Five major publishers and bestselling author Scott Turow filed a class-action lawsuit on Tuesday accusing Meta and CEO Mark Zuckerberg of personally authorizing the illegal use of millions of copyrighted books and journal articles to train the company’s Llama language models.

Filed in federal court in Manhattan on May 5, the complaint says Elsevier, Cengage, Hachette Book Group, Macmillan and McGraw Hill — joined by Turow — allege that Meta “reproduced and distributed millions of copyrighted works without permission, without providing any compensation to authors or publishers, and with full knowledge that their conduct violated copyright law.” The suit further alleges that Zuckerberg “personally authorized and actively encouraged the infringement,” and characterizes the company’s conduct as following its famed motto to “move fast and break things.”

The publishers say the works used include titles by high-profile authors on their lists, among them James Patterson, Donna Tartt and former president Joe Biden, and at least two writers who were named Pulitzer Prize winners on Monday, Yiyun Li and Amanda Vaill. The complaint asks the court to certify a class of publishers and authors whose works were allegedly incorporated into Meta’s training data without consent or compensation.
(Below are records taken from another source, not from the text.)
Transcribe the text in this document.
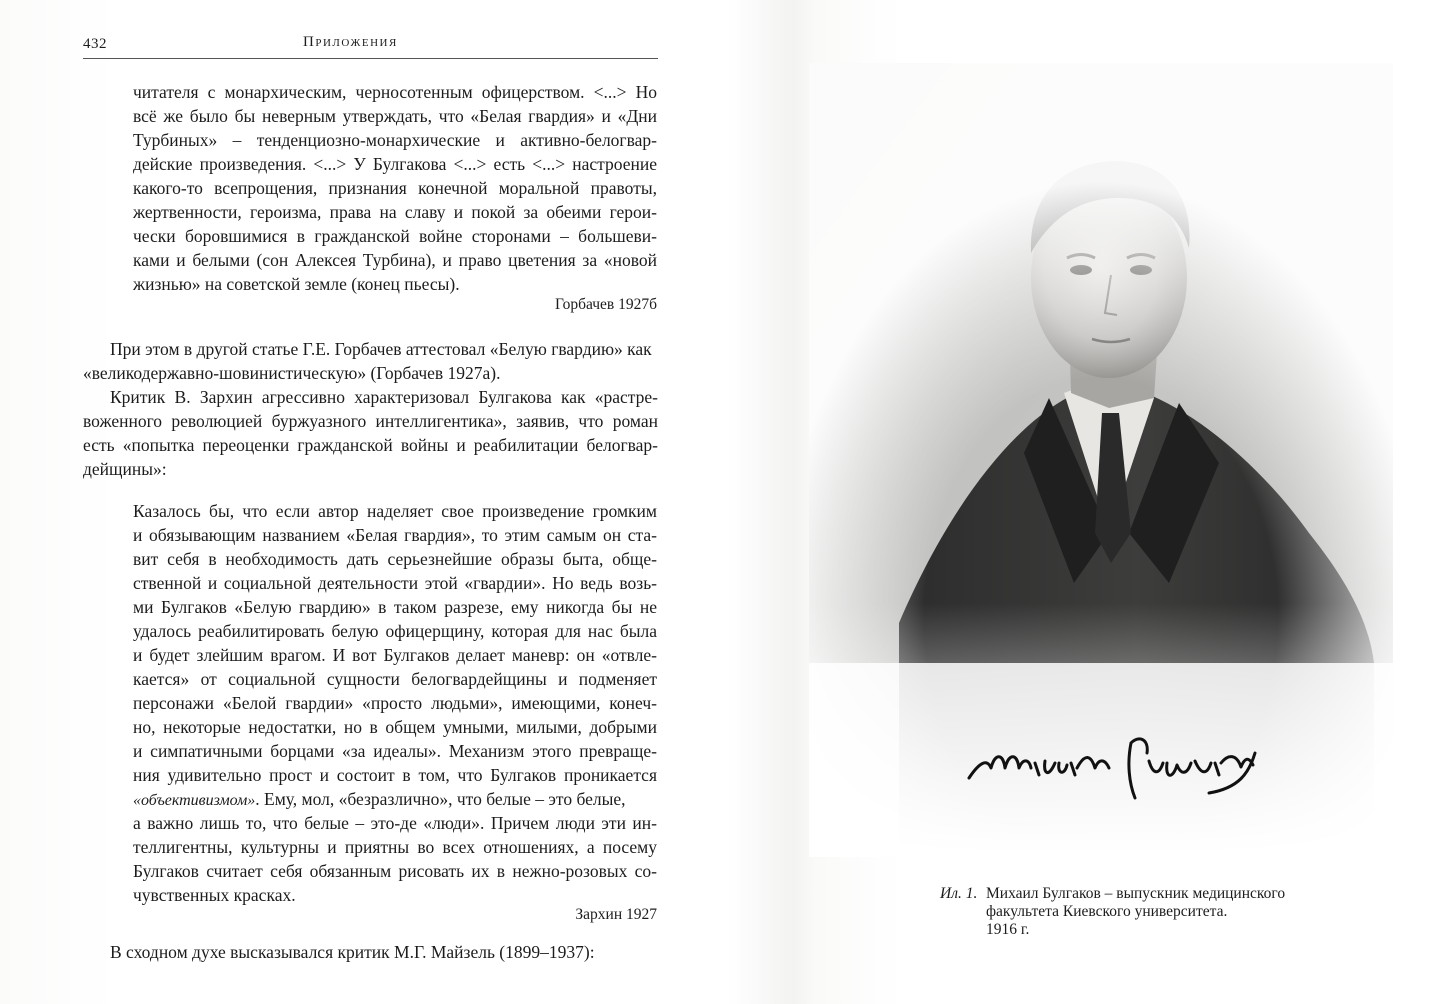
432	Приложения
читателя с монархическим, черносотенным офицерством. <...> Но
всё же было бы неверным утверждать, что «Белая гвардия» и «Дни
Турбиных» – тенденциозно-монархические и активно-белогвар-
дейские произведения. <...> У Булгакова <...> есть <...> настроение
какого-то всепрощения, признания конечной моральной правоты,
жертвенности, героизма, права на славу и покой за обеими герои-
чески боровшимися в гражданской войне сторонами – большеви-
ками и белыми (сон Алексея Турбина), и право цветения за «новой
жизнью» на советской земле (конец пьесы).
Горбачев 1927б
При этом в другой статье Г.Е. Горбачев аттестовал «Белую гвардию» как
«великодержавно-шовинистическую» (Горбачев 1927а).
Критик В. Зархин агрессивно характеризовал Булгакова как «растре-
воженного революцией буржуазного интеллигентика», заявив, что роман
есть «попытка переоценки гражданской войны и реабилитации белогвар-
дейщины»:
Казалось бы, что если автор наделяет свое произведение громким
и обязывающим названием «Белая гвардия», то этим самым он ста-
вит себя в необходимость дать серьезнейшие образы быта, обще-
ственной и социальной деятельности этой «гвардии». Но ведь возь-
ми Булгаков «Белую гвардию» в таком разрезе, ему никогда бы не
удалось реабилитировать белую офицерщину, которая для нас была
и будет злейшим врагом. И вот Булгаков делает маневр: он «отвле-
кается» от социальной сущности белогвардейщины и подменяет
персонажи «Белой гвардии» «просто людьми», имеющими, конеч-
но, некоторые недостатки, но в общем умными, милыми, добрыми
и симпатичными борцами «за идеалы». Механизм этого превраще-
ния удивительно прост и состоит в том, что Булгаков проникается
«объективизмом». Ему, мол, «безразлично», что белые – это белые,
а важно лишь то, что белые – это-де «люди». Причем люди эти ин-
теллигентны, культурны и приятны во всех отношениях, а посему
Булгаков считает себя обязанным рисовать их в нежно-розовых со-
чувственных красках.
Зархин 1927
В сходном духе высказывался критик М.Г. Майзель (1899–1937):
Ил. 1. Михаил Булгаков – выпускник медицинского
факультета Киевского университета.
1916 г.
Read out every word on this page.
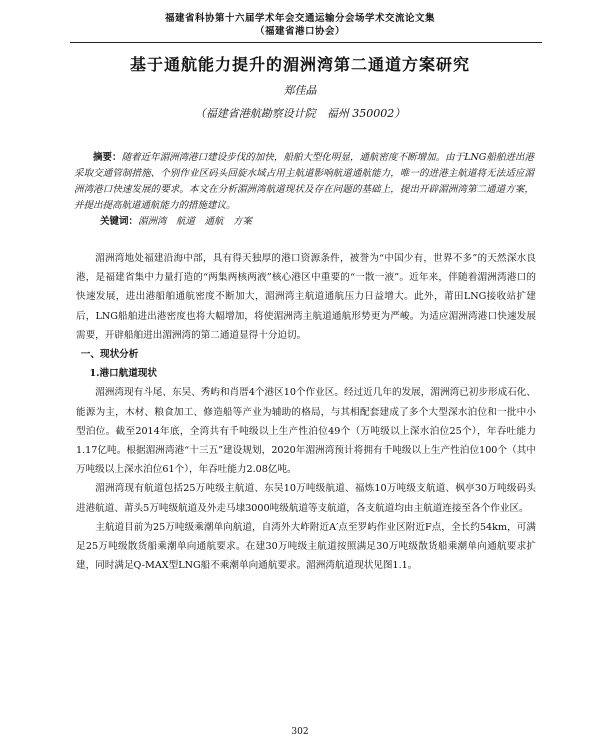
福建省科协第十六届学术年会交通运输分会场学术交流论文集
（福建省港口协会）
基于通航能力提升的湄洲湾第二通道方案研究
郑佳晶
（福建省港航勘察设计院　福州 350002）
摘要：随着近年湄洲湾港口建设步伐的加快，船舶大型化明显，通航密度不断增加。由于LNG船舶进出港采取交通管制措施、个别作业区码头回旋水域占用主航道影响航道通航能力，唯一的进港主航道将无法适应湄洲湾港口快速发展的要求。本文在分析湄洲湾航道现状及存在问题的基础上，提出开辟湄洲湾第二通道方案，并提出提高航道通航能力的措施建议。
关键词：湄洲湾　航道　通航　方案

湄洲湾地处福建沿海中部，具有得天独厚的港口资源条件，被誉为“中国少有，世界不多”的天然深水良港，是福建省集中力量打造的“两集两核两液”核心港区中重要的“一散一液”。近年来，伴随着湄洲湾港口的快速发展，进出港船舶通航密度不断加大，湄洲湾主航道通航压力日益增大。此外，莆田LNG接收站扩建后，LNG船舶进出港密度也将大幅增加，将使湄洲湾主航道通航形势更为严峻。为适应湄洲湾港口快速发展需要，开辟船舶进出湄洲湾的第二通道显得十分迫切。

一、现状分析

1.港口航道现状

湄洲湾现有斗尾、东吴、秀屿和肖厝4个港区10个作业区。经过近几年的发展，湄洲湾已初步形成石化、能源为主，木材、粮食加工、修造船等产业为辅助的格局，与其相配套建成了多个大型深水泊位和一批中小型泊位。截至2014年底，全湾共有千吨级以上生产性泊位49个（万吨级以上深水泊位25个），年吞吐能力1.17亿吨。根据湄洲湾港“十三五”建设规划，2020年湄洲湾预计将拥有千吨级以上生产性泊位100个（其中万吨级以上深水泊位61个），年吞吐能力2.08亿吨。

湄洲湾现有航道包括25万吨级主航道、东吴10万吨级航道、福炼10万吨级支航道、枫亭30万吨级码头进港航道、莆头5万吨级航道及外走马埭3000吨级航道等支航道，各支航道均由主航道连接至各个作业区。

主航道目前为25万吨级乘潮单向航道，自湾外大岞附近A′点至罗屿作业区附近F点，全长约54km，可满足25万吨级散货船乘潮单向通航要求。在建30万吨级主航道按照满足30万吨级散货船乘潮单向通航要求扩建，同时满足Q-MAX型LNG船不乘潮单向通航要求。湄洲湾航道现状见图1.1。

302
Meta responded in a statement Monday saying the company will “fight this lawsuit aggressively” and defending the legitimacy of training AI on copyrighted material. “AI is powering transformative innovations, productivity and creativity for individuals and companies, and courts have rightly found that training AI on copyrighted material can qualify as fair use,” the company wrote.
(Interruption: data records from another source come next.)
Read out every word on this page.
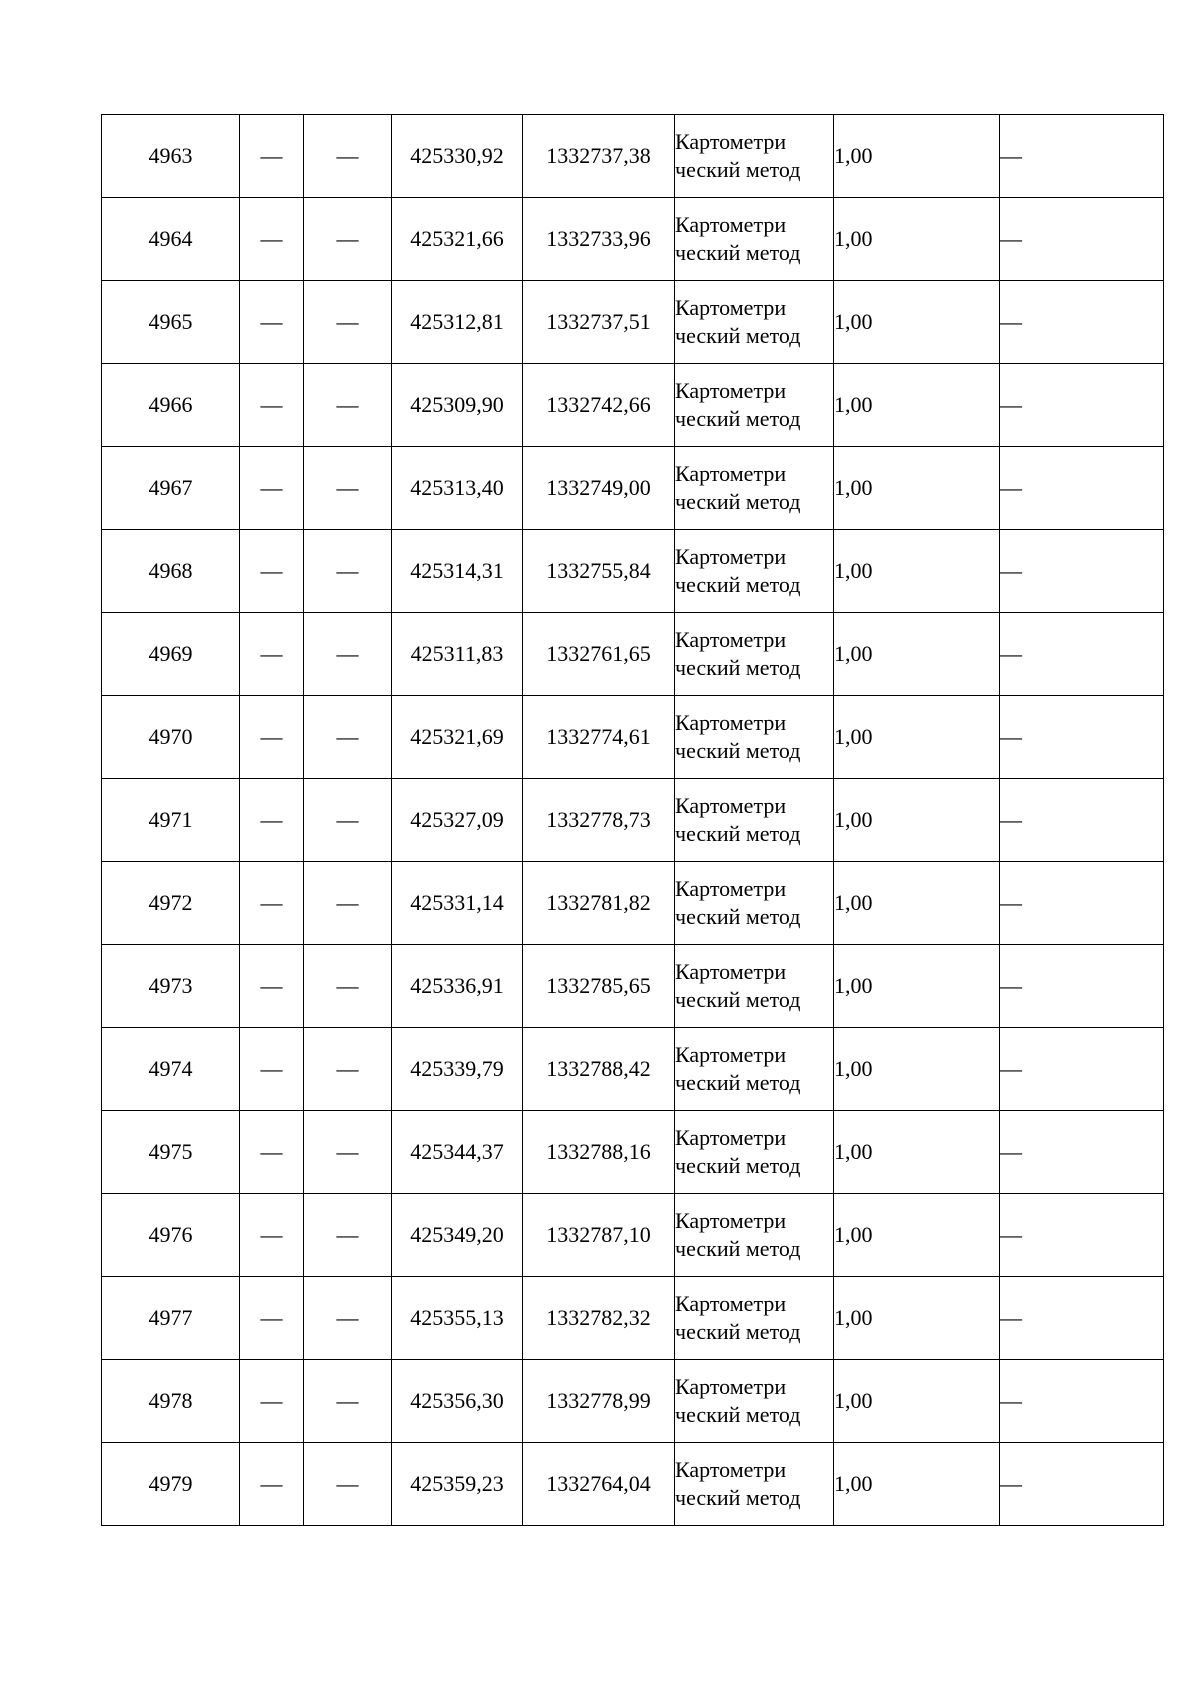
4963	—	—	425330,92	1332737,38	Картометри ческий метод	1,00	—
4964	—	—	425321,66	1332733,96	Картометри ческий метод	1,00	—
4965	—	—	425312,81	1332737,51	Картометри ческий метод	1,00	—
4966	—	—	425309,90	1332742,66	Картометри ческий метод	1,00	—
4967	—	—	425313,40	1332749,00	Картометри ческий метод	1,00	—
4968	—	—	425314,31	1332755,84	Картометри ческий метод	1,00	—
4969	—	—	425311,83	1332761,65	Картометри ческий метод	1,00	—
4970	—	—	425321,69	1332774,61	Картометри ческий метод	1,00	—
4971	—	—	425327,09	1332778,73	Картометри ческий метод	1,00	—
4972	—	—	425331,14	1332781,82	Картометри ческий метод	1,00	—
4973	—	—	425336,91	1332785,65	Картометри ческий метод	1,00	—
4974	—	—	425339,79	1332788,42	Картометри ческий метод	1,00	—
4975	—	—	425344,37	1332788,16	Картометри ческий метод	1,00	—
4976	—	—	425349,20	1332787,10	Картометри ческий метод	1,00	—
4977	—	—	425355,13	1332782,32	Картометри ческий метод	1,00	—
4978	—	—	425356,30	1332778,99	Картометри ческий метод	1,00	—
4979	—	—	425359,23	1332764,04	Картометри ческий метод	1,00	—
The lawsuit opens a new front in an escalating legal battle between the book community and developers of generative AI. Authors and publishers have increasingly taken legal action over the past year, arguing that commercial AI models have been trained on scraped copyrighted content without permission or pay. Last year’s high-profile class action against Anthropic ended with a proposed $1.5 billion settlement, and that deal is due to face a final approval hearing next week.

Legal experts say the Meta case could raise novel issues because it names Zuckerberg personally and targets one of the industry’s largest datasets and best-known AI efforts. If plaintiffs prevail, they could secure damages and push for new licensing requirements or restrictions on how companies assemble training corpora. Meta, for its part, will likely press fair-use defenses and argue that training on copyrighted texts is transformative and lawful — a contention some courts have accepted in related disputes.

Attorneys for the plaintiffs did not immediately respond to requests for additional comment. With this filing in Manhattan, the book publishing industry is signalling it intends to press a coordinated legal challenge to the use of copyrighted written works in the commercial development of generative AI, a dispute that could reshape how large language models are trained and how creators are compensated.